Os músicos que enfrentam a proibição de tocar no metrô - e se dão bem
Cantora e violonista desde criança, Shay Bueno, 22, começou a tocar no metrô para conseguir pagar o aluguel da casa em que morava. "No dia eu precisava de 50 reais, aí um amigo (o músico Ricardo Zuppo) me chamou pra tocar no metrô e em uma hora a gente conseguiu 120 reais. Foi surpreendente, eu não sabia que as pessoas gostavam, apoiavam a arte. Continuei por alguns dias e percebi que meu salário era bem menor do que o que eu ganhava no metrô. Foi quando abri mão do meu emprego e fiquei só como artista de rua", conta.
Do metrô pra TV
E foi assim, cantando e tocando com um violão emprestado, que ela chamou a atenção de uma produtora da Record que estava no mesmo vagão. Para Shay, o sonho de infância de ser uma artista reconhecida começava a se realizar: em alguns dias ela estaria no palco do Hora do Faro. "O programa foi ao ar dia 16 de setembro, depois de uma semana de gravações. Conheci as meninas do Rouge, o Rick Bonadio, e tive essa reafirmação do que eu queria, do sonho que eu sempre tive. Antes tocava no metrô com violão emprestado, hoje tenho dois violões, todo equipamento completo, que é muito caro e eu não tinha condições de comprar antes, e tenho fãs, pessoas que se identificaram com meu trabalho", comemora ela, que teve uma de suas composições, "Labirinto", produzida por Rick.
Até 500 euros por dia
O músico paulistano Ricardo Zuppo tem 31 anos e toca na rua há três. Autodidata, ele já se apresentou em vagões de trens e metrôs de Portugal, Espanha e Itália. Na Europa, chegou a conseguir 500 euros (mais de 2 mil e 200 reais) em um único dia; aqui no Brasil, em um dia "ruim", volta pra casa com 60 reais.

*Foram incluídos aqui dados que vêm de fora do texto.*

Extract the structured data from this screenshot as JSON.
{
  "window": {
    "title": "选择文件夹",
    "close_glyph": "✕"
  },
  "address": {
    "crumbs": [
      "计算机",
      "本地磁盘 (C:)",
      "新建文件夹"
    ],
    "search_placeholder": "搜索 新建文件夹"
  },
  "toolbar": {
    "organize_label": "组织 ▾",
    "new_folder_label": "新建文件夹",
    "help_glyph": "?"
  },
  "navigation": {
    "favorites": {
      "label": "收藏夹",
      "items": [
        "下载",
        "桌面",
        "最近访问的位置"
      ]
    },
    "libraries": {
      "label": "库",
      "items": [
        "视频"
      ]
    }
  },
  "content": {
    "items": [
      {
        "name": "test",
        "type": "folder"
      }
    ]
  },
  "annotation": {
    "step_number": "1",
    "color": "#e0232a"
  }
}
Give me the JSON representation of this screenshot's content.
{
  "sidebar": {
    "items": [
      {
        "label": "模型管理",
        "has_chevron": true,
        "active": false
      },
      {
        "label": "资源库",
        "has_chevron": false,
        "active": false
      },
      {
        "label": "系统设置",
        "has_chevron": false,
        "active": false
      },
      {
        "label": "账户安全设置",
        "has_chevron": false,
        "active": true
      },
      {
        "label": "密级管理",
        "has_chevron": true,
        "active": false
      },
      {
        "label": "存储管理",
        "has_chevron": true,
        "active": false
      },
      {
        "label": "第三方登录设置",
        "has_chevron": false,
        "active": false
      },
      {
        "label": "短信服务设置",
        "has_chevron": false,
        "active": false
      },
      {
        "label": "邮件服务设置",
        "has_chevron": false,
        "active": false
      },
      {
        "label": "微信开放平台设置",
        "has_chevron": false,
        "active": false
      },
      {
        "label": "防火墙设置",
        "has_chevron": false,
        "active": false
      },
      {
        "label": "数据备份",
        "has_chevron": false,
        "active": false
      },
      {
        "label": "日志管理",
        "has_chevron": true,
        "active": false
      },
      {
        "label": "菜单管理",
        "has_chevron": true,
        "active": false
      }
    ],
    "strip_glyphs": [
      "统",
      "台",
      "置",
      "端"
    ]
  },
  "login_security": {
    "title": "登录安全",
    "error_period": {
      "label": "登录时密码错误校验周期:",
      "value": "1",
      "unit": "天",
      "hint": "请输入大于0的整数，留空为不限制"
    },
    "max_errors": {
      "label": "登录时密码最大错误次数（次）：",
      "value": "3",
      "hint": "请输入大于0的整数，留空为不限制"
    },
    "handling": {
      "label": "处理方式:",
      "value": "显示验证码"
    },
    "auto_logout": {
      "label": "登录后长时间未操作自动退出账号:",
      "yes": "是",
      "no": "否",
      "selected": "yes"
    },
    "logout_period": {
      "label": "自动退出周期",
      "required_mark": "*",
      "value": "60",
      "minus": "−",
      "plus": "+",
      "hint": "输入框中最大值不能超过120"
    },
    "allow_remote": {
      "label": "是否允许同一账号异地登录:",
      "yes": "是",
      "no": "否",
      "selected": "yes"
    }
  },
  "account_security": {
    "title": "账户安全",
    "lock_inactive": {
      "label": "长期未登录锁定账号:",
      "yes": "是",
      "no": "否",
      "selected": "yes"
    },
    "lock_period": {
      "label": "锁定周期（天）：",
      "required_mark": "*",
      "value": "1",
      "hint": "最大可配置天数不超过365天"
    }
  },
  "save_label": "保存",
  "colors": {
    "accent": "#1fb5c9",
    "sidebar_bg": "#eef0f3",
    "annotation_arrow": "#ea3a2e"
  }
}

"Lá fora é diferente, faz parte da cultura a música na rua. Não só música, mas malabares, palhaços. A arte é muito mais aceita. Lá era proibido, como aqui, mas lá eles não te tiram da estação. Mas aqui não é ruim, o problema é que tem muita gente que acha que você não trabalha, e na verdade a gente trabalha bastante."
Os prazeres e os desafios dos músicos de rua
Multi-instrumentista, Jonatas Ramos, começou a tocar clarinete aos 11 anos de idade, na orquestra jovem de Barueri, a 30 quilômetros da capital paulista. "Com o tempo aprendi a tocar saxofone e flauta transversal. Ano passado iniciei o curso de Licenciatura em Música, mas tranquei este ano por motivos financeiros. Eu trabalhava em uma gráfica e não estava conseguindo conciliar o trabalho com a minha carreira musical, então saí da empresa e segui na música. Eu não me vejo trabalhando com outra coisa! Então em agosto decidi começar a tocar no metrô, pra conseguir pagar a faculdade, e foi onde me descobri", revela.
Se a melhor parte do trabalho é o reconhecimento do público, a pior é a pressão dos seguranças do metrô. "Temos que ficar correndo deles, e isso de uma forma acaba nos deixando pra baixo, né?! Porém não desistimos."
'Vamos sair daqui!'
"Já aconteceu de eu estar sentado no banco do metrô da Sé, com o instrumento guardado, chegar um segurança e falar 'vamos!'. Aí respondi 'vamos aonde?' e ele rebateu 'vamos sair daqui!'. Expliquei que o meu instrumento estava guardado, eu nem ia tocar. Tem uns que xingam, é horrível".
O som ambiente foi implementado nas estações de metrô de São Paulo há quatro meses. Nos sites das companhias de trem e de metrô não há avisos sobre a proibição das apresentações dos artistas. Por telefone, os funcionários das duas empresas informaram que "não é permitido, como o comércio ambulante e pedintes, porque pode atrapalhar a viagem dos usuários".
A repressão em São Paulo não se repete no Rio de Janeiro, lembra Jonatas. "Eu e mais três amigos músicos viajamos até lá pra tocar no metrô e foi uma experiência incrível, porque os seguranças viam a gente e ficavam na deles. A gente podia tocar tranquilamente, sem se preocupar se os agentes estavam vindo. Foi muito bom!.. Seria muito legal se aqui fosse assim também."